Höchstkultur

Chemnitz macht sich einen bunten …. äh, Schornstein. Dieser ist mit 301,80 Metern immerhin das höchste Bauwerk Sachsens und nun auch das höchste Kunstwerk des Freistaates. Kein Geringerer als Daniel Buren hat die Esse eingefärbt. Zwar wird er nicht persönlich auf einer wackligern Leiter gestanden haben, den Pinsel in der Hand. Doch für das Wedeln mit dem RAL-Fächer wird er wohl auch ein paar Euro Aufwandsentschädigung erhalten haben. Und die Stadt hat einen Grund mehr, sich als Kunststadt zu feiern, auch wenn man die Zahl der nennenswerten Künstler unter 50 an einer Hand abzählen kann.

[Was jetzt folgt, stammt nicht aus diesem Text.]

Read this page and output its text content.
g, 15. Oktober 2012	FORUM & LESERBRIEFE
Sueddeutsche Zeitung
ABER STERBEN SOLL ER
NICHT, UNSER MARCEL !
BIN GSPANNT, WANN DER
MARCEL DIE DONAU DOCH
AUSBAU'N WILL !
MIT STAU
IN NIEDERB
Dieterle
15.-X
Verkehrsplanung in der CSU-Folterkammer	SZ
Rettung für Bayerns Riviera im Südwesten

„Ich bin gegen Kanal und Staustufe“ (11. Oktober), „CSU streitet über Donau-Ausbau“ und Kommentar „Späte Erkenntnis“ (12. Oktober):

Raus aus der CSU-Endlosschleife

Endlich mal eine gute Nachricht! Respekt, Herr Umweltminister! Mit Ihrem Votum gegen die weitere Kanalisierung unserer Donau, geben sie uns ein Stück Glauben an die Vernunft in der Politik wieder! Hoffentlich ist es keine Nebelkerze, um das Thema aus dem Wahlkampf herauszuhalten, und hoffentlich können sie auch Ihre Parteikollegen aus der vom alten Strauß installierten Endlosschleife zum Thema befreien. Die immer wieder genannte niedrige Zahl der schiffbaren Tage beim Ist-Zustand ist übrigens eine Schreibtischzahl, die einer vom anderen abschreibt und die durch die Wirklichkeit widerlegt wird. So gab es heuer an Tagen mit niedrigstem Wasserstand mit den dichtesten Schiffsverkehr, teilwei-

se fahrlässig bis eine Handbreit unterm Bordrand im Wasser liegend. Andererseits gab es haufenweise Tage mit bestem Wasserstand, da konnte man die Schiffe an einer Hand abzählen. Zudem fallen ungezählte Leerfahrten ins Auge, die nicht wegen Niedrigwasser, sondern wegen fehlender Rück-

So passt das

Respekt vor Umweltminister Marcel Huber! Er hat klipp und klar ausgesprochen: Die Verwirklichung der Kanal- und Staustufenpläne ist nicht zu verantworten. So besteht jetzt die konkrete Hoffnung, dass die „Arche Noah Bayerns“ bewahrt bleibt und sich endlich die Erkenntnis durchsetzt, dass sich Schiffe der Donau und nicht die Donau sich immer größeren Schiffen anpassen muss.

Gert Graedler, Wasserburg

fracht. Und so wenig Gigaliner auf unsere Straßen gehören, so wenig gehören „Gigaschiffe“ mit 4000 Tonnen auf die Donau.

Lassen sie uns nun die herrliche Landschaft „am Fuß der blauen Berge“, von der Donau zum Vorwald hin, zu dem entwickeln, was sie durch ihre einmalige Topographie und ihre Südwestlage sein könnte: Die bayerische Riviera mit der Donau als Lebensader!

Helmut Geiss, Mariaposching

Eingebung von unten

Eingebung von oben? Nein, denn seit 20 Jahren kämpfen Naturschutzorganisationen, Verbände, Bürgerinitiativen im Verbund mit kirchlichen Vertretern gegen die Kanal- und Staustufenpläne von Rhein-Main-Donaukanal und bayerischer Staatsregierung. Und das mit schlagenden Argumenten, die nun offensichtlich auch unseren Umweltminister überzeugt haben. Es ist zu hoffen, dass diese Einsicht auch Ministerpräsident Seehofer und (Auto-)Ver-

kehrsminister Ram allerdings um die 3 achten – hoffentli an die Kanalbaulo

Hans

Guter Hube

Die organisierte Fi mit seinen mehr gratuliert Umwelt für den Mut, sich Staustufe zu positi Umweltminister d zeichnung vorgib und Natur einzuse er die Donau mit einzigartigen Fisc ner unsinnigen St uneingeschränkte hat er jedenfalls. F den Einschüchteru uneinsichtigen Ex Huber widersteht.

Was aber will uns der Künstler nun sagen? Ich bin mit dem Versuch einer Hermeneutik gescheitert. Interpretierbar ist noch das Himmelblau, Farbe des Chemnitzer Fußballclubs. Je nach Betrachtungsweise ist es im zweiten oder vierten Feld angesiedelt. Angesichts des gegenwärtigen Drittligastatus des Clubs kann man diese Platzierung opti- oder pessimistisch deuten. Klar ist auch das warme Kadmiumgelb ganz oben. Das steht für die strahlende Zukunft der Stadt. Aber Orange? Weder hat Chemnitz Beziehungen zum holländischen Königshaus, noch zur südfranzösischen Stadt Orange oder dem kalifornischen Orange County. Und Lila? Soll das die Neigung der Chemnitzer zum Extravaganten, Gewagten, Unkonventionellen symbolisieren? Ich bin ratlos. Doch künftige Generationen von Studenten der Kunstgeschichte brauchen ja auch noch Stoff für Magisterarbeiten. Da wird dann Klarheit geschaffen.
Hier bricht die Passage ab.